Burke, “Çalışmazlarsa, dünyanın sonu geleceği için, çalışması gerekenlere yoksul diye acımaya kalkarsak, insanların durumunu ciddiye almıyoruz demektir.” (Ak. Polanyi, 1986, s.131) şeklindeki ifadesiyle, “iş disiplin”indeki yetersizliğin tehlikelerine işaret etmiştir.
Freud’a göre, narsisizmin iki ayırt edici özelliği nedir?
Freud’a göre, narsisizmin iki ayırt edici özelliği vardır.

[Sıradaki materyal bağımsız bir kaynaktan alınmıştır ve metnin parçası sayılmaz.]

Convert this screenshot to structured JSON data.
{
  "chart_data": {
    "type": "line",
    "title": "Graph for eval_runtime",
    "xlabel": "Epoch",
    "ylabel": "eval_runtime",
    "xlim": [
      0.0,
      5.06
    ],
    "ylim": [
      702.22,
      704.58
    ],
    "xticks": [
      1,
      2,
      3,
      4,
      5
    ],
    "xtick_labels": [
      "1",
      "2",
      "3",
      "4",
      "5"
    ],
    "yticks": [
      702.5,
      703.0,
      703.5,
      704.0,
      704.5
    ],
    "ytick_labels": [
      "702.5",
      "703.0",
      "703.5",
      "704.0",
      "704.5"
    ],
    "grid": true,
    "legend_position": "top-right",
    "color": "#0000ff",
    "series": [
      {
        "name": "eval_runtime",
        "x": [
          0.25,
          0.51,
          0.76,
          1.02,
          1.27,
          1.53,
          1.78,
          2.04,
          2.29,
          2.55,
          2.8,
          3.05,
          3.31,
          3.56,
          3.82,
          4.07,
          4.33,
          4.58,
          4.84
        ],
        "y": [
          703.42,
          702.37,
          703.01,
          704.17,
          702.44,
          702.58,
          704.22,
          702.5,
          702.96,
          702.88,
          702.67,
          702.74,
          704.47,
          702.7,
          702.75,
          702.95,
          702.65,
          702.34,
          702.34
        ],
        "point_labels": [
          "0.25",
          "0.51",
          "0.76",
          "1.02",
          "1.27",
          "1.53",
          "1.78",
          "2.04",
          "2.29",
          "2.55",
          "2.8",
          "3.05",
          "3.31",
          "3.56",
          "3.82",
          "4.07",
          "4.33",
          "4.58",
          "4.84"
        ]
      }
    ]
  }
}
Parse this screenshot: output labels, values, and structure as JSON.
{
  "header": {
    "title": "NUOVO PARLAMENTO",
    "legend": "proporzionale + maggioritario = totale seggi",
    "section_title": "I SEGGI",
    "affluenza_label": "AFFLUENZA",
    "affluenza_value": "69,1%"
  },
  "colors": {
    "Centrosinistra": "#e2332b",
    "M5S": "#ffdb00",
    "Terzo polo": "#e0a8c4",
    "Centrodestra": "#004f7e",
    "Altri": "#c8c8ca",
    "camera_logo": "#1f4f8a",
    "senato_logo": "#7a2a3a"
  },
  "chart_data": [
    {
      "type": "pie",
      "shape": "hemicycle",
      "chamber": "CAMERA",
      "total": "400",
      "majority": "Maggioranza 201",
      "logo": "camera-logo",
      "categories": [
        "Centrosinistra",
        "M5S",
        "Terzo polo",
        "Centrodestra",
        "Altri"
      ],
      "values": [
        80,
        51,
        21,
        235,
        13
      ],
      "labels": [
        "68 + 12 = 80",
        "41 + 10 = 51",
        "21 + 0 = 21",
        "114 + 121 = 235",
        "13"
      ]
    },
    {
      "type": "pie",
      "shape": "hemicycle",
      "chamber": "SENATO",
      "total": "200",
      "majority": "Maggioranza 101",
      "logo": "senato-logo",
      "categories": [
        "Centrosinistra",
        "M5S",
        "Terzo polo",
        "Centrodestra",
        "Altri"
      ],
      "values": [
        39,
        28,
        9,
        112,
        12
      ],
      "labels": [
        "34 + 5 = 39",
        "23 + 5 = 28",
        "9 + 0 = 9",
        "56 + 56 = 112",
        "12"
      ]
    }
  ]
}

Bunlardan birincisi megalomani, diğeri ise ilgilerinin dış dünyadan yani insanlardan ve şeylerden uzaklaşmasıdır.
Günümüzde sosyal teoride “modernliğin krizi”, “endüstri toplumunun sonu” ve “püritanın ölümü” tartışmalarında çıkış noktasını hangi iktisatçı oluşturmaktadır?
Günümüzde sosyal teoride “modernliğin krizi”, “endüstri toplumunun sonu” ve “püritanın ölümü” tartışmalarında Weber çıkış noktasını oluşturmaktadır.
Marx’ın modern kapitalizmin irrasyonel olduğuna ilişkin iddialarının tam aksine, Weber için modern kapitalizmin en önemli özelliği nedir?
Marx’ın modern kapitalizmin irrasyonel olduğuna ilişkin iddialarının tam aksine, Weber için modern kapitalizmin en önemli özelliği onun rasyonelliğidir.
"Geçmişte modern/endüstriyel toplumların tanımlanmasında, ............... toplumlarının referans noktası olarak kullanıldığı şekilde, bugünde postendüstriyel toplumları tanımlarken, ............... toplumlar kullanılmaktadır."
Yukarıdaki cümlede bırakılan boşlukları uygun ifadelerle tamamlayınız.
Geçmişte modern/endüstriyel toplumların tanımlanmasında, geleneksel tarım toplumlarının referans noktası olarak kullanıldığı şekilde, bugünde postendüstriyel toplumları tanımlarken, modern/endüstriyel toplumlar kullanılmaktadır.
Narsisist kişilerin temel özelliklerini betimleyiniz.
Narsisist, kendi kurallarını kendi koymayı seven asosyal bir kişiliktir. Geleceği düşünmek yerine günlük mutluluklar ve çıkarlar arar. Bu çıkarlar uğruna alabildiğine ihtiraslı bir tutum takınır. Geleceğe de geçmişe de ilgisi yoktur; geçmiş, olumsuz anıları ile yüzleşmek istemez.